The son of a miner, Sellick was born in Broken Hill in outback NSW, Australia,[3] where, as a teenager, he gained a reputation as a "dog photographer", taking portraits of people's pets for free,[1] before graduating to wedding portraits after moving to Adelaide in 1988. It was here, while working at a wedding portrait studio, that Sellick mistakenly developed slide film in chemicals meant for print, and thus became an accidental pioneer of cross processing, the exaggerated colours that result from the process becoming Sellick's trademark in coming years. In 1990, his exploration of this method saw him become the first person to win both of the highest awards for portraiture in Australia in the same year[4] through the Australian Institute of Professional Photography, a feat he was to repeat the following year.[5]

In 1992, Sellick was awarded a perfect score at the prominent 101st International Exhibition of Professional Photography in Chicago,[5] and, that same year, used funds from a Young Achiever Award and a Queen Elizabeth II Silver Jubilee Grant to travel to New York,[6] where he would subsequently work as an assistant for Annie Leibovitz, Mark Seliger and Mary Ellen Mark.[7]

Career

[edit]

Returning to Australia in 1994, Sellick rose to commercial prominence in the burgeoning Australian magazine market, his portraits appearing regularly in magazines such as Vogue, Marie Claire, Who Weekly and Australian Style.[8] He was instrumental in developing a new visual aesthetic for Who Weekly as it transformed into a glossy, full-colour magazine, and his style became influential as Australia's magazine market became more sophisticated.[1] Sellick's work has also been published internationally, appearing on the cover of magazines such as Q, NME and German Rolling Stone.[3]
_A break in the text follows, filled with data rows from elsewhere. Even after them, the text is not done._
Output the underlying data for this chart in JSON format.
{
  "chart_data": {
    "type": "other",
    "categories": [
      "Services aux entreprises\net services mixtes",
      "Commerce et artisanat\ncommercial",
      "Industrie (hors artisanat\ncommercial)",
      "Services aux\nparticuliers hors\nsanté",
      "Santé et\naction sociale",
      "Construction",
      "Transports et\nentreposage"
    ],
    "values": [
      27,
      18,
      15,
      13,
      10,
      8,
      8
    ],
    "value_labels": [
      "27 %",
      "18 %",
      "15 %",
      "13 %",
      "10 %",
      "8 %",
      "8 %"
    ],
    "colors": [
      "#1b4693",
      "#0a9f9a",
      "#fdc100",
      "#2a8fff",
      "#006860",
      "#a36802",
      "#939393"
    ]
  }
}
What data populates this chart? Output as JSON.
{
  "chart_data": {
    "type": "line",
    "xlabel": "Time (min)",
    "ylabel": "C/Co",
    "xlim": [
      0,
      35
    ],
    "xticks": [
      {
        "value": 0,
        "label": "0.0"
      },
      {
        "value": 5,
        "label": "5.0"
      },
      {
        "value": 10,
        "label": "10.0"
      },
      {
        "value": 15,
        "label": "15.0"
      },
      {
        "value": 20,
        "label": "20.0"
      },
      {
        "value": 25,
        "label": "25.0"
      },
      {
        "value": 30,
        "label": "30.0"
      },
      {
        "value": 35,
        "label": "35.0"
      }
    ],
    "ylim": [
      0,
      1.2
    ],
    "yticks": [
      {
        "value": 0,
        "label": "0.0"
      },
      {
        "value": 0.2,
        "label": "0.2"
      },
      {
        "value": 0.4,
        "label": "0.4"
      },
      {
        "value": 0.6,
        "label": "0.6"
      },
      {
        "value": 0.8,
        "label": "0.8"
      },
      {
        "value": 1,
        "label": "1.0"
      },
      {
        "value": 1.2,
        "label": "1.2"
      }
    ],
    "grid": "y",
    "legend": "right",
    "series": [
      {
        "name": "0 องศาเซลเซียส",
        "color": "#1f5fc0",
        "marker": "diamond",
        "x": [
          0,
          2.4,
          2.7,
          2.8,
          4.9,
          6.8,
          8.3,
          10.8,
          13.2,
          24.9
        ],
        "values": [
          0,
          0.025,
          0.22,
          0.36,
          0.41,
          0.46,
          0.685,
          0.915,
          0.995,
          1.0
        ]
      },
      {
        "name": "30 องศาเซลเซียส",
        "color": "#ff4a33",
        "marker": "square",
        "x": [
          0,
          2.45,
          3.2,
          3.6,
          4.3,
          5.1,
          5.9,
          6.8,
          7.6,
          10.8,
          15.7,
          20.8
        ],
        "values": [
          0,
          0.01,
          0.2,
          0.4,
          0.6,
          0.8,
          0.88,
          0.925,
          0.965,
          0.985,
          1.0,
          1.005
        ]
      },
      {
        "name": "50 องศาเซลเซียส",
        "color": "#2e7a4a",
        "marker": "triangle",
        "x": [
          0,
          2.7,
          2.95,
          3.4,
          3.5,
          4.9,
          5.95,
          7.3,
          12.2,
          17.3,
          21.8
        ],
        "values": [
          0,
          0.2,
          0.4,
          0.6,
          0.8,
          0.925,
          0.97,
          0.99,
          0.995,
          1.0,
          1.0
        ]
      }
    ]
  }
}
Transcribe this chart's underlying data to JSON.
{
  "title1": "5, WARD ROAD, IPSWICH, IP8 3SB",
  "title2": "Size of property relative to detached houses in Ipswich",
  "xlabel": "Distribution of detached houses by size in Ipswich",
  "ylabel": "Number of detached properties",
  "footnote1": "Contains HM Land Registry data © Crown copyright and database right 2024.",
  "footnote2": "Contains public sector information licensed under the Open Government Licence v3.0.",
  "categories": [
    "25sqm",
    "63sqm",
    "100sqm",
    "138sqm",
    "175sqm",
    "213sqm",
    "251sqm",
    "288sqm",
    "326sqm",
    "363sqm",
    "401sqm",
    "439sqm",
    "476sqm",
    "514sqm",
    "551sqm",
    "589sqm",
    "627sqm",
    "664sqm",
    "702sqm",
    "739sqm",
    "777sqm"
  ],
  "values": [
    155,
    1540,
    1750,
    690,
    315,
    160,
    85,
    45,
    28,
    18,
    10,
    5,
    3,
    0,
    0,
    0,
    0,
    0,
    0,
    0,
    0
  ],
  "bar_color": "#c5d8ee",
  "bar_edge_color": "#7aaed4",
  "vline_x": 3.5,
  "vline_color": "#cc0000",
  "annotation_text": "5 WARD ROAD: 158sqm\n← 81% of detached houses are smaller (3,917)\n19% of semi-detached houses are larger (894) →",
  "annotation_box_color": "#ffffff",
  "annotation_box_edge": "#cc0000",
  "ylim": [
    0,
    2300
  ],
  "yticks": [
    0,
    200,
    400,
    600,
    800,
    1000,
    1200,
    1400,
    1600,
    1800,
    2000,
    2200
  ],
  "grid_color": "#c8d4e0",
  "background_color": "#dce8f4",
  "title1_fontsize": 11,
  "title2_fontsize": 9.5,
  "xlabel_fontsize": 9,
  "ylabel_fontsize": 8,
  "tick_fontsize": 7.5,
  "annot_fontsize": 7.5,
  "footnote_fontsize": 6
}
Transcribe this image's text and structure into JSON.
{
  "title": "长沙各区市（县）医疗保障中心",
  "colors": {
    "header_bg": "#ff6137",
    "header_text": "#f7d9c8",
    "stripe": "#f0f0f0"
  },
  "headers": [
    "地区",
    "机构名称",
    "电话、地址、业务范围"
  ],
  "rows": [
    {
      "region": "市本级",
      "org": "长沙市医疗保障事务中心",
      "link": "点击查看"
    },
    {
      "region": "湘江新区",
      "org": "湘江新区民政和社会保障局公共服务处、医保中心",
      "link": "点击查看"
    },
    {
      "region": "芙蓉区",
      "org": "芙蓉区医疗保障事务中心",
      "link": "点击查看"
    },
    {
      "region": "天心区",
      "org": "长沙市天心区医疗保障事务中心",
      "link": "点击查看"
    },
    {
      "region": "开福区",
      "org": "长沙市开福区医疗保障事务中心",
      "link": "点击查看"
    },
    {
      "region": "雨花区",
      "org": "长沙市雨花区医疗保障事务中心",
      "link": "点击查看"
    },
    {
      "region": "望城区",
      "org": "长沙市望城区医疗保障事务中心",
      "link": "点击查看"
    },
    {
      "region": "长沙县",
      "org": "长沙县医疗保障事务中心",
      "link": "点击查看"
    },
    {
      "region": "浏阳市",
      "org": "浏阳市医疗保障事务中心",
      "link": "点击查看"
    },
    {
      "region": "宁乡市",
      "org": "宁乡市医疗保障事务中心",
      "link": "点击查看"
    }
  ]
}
A notable campaigner against what he refers to as "the vigorous pursuit of mediocrity" in Australian photography and its commercial industry (in 1995, he notoriously told Nancy Pilcher, then editor of Vogue Australia, that her magazine was "an international embarrassment", and never worked for Vogue again),[1] Sellick is outspoken on the "lack of identity" in Australian photography.

"In Australia, magazine photographers do one of two things: they endeavour to make photographs which resemble, as closely as possible, photographs they've seen taken by other photographers in Europe or America, otherwise known as plagiarism; and those not blessed with even that much talent choose to make photographs which will never inspire or offend anyone in any way."

- Excerpt from a speech by Robin Sellick at the National Portrait Gallery, August 2009.

Exhibitions

[edit]

Sellick's first major public exhibition, "Celebrity", held at Crown Casino in Melbourne in 2006, was the highest-attended event at the casino in that year. It was also the first major exhibition of celebrity portraiture by an Australian photographer outside of the National Portrait Gallery.

The following year, Crown Casino invited Sellick back, the subsequent exhibition, "Exposing Robin Sellick", broking attendance records for the year 2007.

Books

[edit]

Sellick's first book, Facing, was published in Australia in 2004 and launched at the National Portrait Gallery in Canberra.[9]

Sellick's next book, Life & Times in the Republic of Broken Hill, a collaboration with author Jack Marx released in 2011, was something of "an antidote" to his career as a celebrity photographer,[10] the subjects of the portraits being ordinary people from the historic mining town.

Awards

[edit]

Australian Institute of Professional Photography's Don Taylor Award and Townsend Award - 1990 and 1991. Sellick was the first to win both awards at the same time. 101st International Exhibition of Professional Photography perfect score - 1992. Sellick's was the first perfect score in four years, and he was the first Australian to achieve this result.[11]